Hall of Fame pitcher Bert Blyleven and former Yankees shortstop Didi Gregorius are among a handful of players born in The Netherlands to reach Major League Baseball, but Makhlaf acknowledged that the electro-house duo didn’t know much about baseball before their song’s recent explosion.

“We played it when we were young in school, just an hour a week or something like that. But basically that’s it,” Makhlaf said. “But nowadays I follow Edwin Diaz, I follow all baseball accounts and everything on Instagram, so I kind of get the feeling of how big it is. That’s actually really funny.”
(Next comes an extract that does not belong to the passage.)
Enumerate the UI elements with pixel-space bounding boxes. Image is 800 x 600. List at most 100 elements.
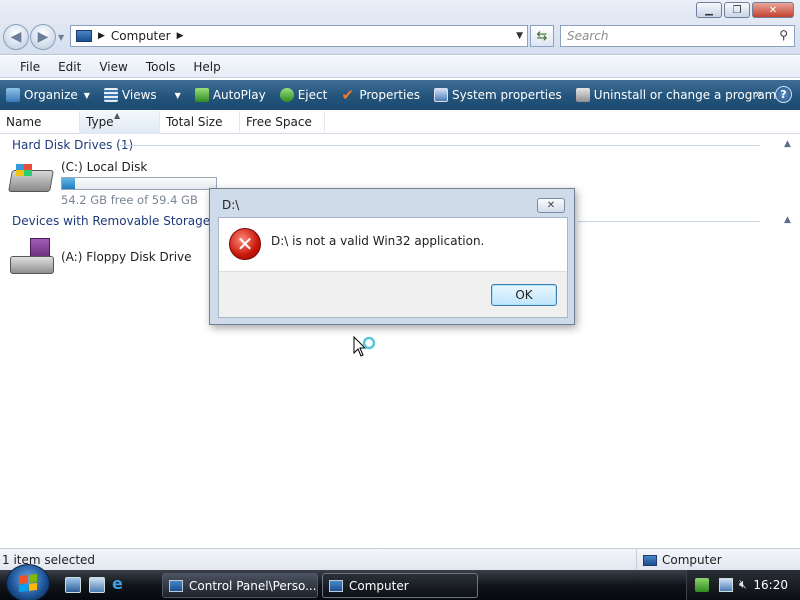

As is the notion that “Narco” suddenly is being compared to other entrance songs by MLB closers, such as Metallica’s “Enter Sandman” for Mariano Rivera and AC/DC’s “Hell’s Bells” for Trevor Hoffman.

“That’s insane, absolutely, especially being named with the other welcome songs, that’s just crazy,” Makhlaf said. “I think we’ll only realize it once we’ve been in the stadium and seen the whole action live and the track being played out live, that’s the moment when we’ll definitely realize what’s happening.”